Patients will be expecting the care to meet them where they are; this is exactly what the Livongo founder thinks.
Healthcare innovations are advancing very fast over the last few decades. However, some of the knotty problems are still here. Especially problems are still here regarding the alignment and user experience with telehealth.
According to Transparent CEO Glen Tullman, healthcare is very confusing. It is much more complex and costlier than ever, even if they are putting a lot of effort into it. Decades spent in this industry have made this thing much clearer for him.
As the dust has settled down from the blockbuster merger between Livongo and Teladoc, he thinks there is more work to do.
For Tullman, it means taking on what he sees as two of the major issues in healthcare. The two major health issues include the user experience and the gain of alignment with people who pay the bill.
His new venture is Transparent, which is aiming to address those who are getting concerned about the overhauling of the self-insured model. It is also offering a telemedicine chat option for the users.
Tullman is having a view about the revolution of telemedicine. Telemedicine is getting the spur due to the Covid-19 pandemic. It has been an unmistakable advantage. It is beneficial for those people mostly who might not get access to the care in the past situation. According to him, technology creates abundance.
Along with the method of virtual care, everyone could get access to a behavioral health specialist. This care service facilitates regardless of the location.
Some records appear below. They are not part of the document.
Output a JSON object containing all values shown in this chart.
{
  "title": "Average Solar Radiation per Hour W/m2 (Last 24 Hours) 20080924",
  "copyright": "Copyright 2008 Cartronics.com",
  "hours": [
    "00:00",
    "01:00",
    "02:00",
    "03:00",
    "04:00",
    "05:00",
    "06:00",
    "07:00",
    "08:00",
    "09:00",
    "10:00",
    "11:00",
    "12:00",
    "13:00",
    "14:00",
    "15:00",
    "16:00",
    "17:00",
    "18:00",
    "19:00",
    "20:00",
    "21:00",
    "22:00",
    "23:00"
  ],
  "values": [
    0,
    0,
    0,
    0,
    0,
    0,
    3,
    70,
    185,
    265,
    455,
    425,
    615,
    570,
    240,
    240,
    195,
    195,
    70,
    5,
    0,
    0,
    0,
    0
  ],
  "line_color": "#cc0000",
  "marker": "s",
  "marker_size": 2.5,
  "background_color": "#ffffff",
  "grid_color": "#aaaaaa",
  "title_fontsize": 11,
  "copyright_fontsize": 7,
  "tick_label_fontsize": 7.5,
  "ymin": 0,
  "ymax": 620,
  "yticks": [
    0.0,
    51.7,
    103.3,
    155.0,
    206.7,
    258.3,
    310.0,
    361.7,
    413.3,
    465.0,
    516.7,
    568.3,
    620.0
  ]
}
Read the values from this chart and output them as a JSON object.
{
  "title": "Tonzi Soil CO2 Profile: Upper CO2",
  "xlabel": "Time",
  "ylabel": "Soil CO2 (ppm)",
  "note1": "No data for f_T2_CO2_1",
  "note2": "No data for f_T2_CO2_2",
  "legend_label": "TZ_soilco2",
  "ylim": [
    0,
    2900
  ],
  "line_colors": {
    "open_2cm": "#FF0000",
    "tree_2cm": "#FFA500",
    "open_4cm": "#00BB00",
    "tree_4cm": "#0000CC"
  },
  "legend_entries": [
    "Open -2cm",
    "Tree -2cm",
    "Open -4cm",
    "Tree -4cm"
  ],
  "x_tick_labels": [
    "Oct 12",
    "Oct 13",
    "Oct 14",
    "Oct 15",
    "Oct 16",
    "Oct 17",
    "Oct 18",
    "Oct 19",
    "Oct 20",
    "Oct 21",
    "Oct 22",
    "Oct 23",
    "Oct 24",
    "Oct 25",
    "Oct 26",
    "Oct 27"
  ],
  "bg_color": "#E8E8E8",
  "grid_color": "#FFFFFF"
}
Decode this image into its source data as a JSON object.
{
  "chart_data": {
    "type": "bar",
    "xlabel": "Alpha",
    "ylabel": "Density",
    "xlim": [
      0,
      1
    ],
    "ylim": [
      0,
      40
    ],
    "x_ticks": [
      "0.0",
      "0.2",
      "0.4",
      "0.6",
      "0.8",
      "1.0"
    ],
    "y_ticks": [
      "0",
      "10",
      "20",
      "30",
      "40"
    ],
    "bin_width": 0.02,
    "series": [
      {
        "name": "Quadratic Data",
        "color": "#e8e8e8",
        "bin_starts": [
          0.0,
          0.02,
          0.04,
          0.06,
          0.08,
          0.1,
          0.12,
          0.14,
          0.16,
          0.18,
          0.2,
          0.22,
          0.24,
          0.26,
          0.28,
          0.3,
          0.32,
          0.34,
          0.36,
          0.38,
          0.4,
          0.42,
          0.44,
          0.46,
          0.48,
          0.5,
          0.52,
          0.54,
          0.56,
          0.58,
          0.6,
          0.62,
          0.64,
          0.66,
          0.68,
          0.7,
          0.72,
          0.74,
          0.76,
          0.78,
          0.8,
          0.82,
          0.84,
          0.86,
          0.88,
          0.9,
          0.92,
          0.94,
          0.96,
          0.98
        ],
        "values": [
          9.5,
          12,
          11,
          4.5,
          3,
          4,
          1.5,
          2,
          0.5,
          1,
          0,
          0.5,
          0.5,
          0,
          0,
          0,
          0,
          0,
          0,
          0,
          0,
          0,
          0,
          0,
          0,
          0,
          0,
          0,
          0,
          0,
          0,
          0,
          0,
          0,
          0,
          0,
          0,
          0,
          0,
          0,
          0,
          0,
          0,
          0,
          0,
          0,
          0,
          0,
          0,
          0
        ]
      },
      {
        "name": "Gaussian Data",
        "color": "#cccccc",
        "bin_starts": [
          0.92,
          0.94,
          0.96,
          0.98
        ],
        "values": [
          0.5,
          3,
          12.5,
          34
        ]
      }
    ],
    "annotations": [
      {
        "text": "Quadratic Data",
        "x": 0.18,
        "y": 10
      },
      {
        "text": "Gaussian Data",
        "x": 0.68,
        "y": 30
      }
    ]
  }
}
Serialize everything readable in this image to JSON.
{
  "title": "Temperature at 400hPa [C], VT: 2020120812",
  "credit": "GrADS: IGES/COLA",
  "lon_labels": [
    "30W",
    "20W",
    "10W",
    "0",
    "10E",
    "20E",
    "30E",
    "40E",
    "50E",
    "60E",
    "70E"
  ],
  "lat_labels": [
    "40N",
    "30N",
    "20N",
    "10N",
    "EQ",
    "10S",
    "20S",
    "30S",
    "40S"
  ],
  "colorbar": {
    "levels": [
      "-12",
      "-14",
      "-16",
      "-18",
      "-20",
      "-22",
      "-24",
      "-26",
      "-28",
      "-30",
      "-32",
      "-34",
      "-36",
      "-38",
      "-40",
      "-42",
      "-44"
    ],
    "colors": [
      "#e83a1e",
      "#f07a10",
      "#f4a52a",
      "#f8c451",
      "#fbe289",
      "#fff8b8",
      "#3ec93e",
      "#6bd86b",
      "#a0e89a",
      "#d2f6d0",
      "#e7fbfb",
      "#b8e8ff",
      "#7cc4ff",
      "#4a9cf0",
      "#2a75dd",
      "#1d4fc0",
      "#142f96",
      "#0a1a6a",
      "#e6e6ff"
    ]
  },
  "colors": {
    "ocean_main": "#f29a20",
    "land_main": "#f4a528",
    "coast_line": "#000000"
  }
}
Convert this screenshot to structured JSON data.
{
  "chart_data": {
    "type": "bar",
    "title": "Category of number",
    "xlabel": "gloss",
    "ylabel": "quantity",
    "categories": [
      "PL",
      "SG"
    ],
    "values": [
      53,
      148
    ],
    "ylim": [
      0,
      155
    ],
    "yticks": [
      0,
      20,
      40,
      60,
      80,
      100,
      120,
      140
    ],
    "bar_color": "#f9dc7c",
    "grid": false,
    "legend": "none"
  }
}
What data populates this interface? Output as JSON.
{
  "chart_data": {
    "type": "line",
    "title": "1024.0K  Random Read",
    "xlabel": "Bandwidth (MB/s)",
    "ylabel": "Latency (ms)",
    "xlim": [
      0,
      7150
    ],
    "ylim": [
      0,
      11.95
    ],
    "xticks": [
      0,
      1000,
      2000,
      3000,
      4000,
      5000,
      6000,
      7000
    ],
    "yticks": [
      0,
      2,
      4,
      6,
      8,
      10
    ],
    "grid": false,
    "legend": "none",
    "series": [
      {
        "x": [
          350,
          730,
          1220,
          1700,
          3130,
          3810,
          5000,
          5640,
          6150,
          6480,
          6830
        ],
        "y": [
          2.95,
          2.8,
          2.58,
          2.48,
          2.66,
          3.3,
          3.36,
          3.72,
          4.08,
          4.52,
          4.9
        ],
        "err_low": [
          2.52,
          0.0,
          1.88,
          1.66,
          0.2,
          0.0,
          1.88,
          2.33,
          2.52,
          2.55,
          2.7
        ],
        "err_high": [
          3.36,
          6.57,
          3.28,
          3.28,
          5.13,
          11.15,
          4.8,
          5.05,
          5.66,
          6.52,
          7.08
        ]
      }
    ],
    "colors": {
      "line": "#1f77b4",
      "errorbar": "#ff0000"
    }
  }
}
However, also there are some of the scenarios where some of the researchers have found evidence that suggests some challenges. According to some, telehealth is replicating the digital divide as some people lack the tools to access it.
As more people have turned to telemedicine, more health systems are coming into action. With the retailers like Amazon and Walmart, telemedicine is now jumping to the fray also.
However, Tullman is also predicting that telehealth itself will not be enough to go forward. In the end, it requires a very vibrant telehealth sector. As people are expecting a virtual visit, they will also expect in-person care if necessary. According to him, telehealth will be just ‘health’. Tullman expects health to meet us where we are.